Les cours seront visitées et les objets quelconques qui y auront été laissés devront être enlevés. Les inscriptions et les dessins tracés sur les murs ou sur le sol seront effacés. sans préjudice de ce qui est dit à l’article précédent quant à la sanction disciplinaire.
ARTICLE 48
Les dortoirs doivent rester ouverts une partie de la journée pour des raisons d’hygiène et de santé. Les détenus séjournent alors dans les cours qui leur sont affectées. Le règlement intérieur de la prison fixe les heures d’ouverture des portes des dortoirs en se conformant, néanmoins, aux prescriptions ci-après :
1°) les prévenus, les contraignables, les condamnés à l’emprisonnement de simple police, les condamnés admis en division d’amendement peuvent séjourner dans les cours jusqu’à dix (10) heures par jour ;
2°) les condamnés admis en division normale peuvent y séjourner jusqu’à huit (8) heures par jour ;
3°) les condamnés de la division de discipline peuvent y séjourner jusqu’à six (6) heures par jour.
ARTICLE 49
La plus grande tranquillité devra régner dans les dortoirs et aucun luminaire n’y sera autorisé.
Personne ne devra y pénétrer, non plus que dans les cellules, en l’absence de raisons graves ou de péril imminent.
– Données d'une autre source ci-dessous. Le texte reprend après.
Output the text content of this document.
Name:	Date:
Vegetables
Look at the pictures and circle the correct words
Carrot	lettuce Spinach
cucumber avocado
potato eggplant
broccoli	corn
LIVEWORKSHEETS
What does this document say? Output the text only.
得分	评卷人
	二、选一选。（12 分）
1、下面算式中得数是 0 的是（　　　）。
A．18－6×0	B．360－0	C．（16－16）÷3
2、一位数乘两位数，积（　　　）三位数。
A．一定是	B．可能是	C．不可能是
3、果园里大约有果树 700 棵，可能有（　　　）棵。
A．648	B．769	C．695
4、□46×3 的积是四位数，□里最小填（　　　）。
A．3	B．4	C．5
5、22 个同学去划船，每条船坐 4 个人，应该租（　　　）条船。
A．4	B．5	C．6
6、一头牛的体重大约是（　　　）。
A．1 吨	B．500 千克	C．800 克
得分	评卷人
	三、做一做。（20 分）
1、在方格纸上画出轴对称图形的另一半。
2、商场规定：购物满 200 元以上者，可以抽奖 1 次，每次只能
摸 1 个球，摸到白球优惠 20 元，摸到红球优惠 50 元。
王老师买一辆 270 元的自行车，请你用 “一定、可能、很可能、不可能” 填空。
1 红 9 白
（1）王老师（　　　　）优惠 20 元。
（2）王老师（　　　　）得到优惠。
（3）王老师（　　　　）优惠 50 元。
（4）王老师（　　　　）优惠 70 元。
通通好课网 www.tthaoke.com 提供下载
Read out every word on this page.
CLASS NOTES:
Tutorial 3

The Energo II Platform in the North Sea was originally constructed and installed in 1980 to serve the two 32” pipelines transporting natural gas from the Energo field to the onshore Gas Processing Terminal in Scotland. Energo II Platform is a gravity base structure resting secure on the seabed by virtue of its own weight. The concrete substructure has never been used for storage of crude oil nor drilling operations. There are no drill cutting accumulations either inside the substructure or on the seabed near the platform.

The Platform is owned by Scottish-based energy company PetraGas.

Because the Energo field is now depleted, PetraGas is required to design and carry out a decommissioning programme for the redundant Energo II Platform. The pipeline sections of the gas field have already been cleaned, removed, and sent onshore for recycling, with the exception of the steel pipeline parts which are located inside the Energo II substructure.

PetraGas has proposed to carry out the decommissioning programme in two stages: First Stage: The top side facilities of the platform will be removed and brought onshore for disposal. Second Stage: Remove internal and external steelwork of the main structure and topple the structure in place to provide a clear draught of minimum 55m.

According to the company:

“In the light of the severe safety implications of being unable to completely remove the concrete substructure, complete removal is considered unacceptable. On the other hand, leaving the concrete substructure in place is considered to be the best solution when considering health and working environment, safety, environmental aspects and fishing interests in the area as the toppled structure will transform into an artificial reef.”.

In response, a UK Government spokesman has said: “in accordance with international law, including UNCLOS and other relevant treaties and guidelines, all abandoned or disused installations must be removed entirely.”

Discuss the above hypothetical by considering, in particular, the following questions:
En toute hypothèse, l’intervention de deux membres du personnel au moins est nécessaire.
ARTICLE 50
Les détenus sont soumis à deux appels par jour, aux heures de lever et de coucher. Des contrôles supplémentaires peuvent être faits inopinément à toutes heures de la journée ou de la nuit.
ARTICLE 51
Il est effectué dans chaque prison, des rondes de nuit dont le nombre sera déterminé par le régisseur sans préjudice des mesures exceptionnelles à prendre lorsque l’établissement renfermera des détenus dangereux.
Le régisseur indiquera aux gardiens les heures auxquelles les rondes seront effectuées, ces heures varieront d’une nuit à l’autre.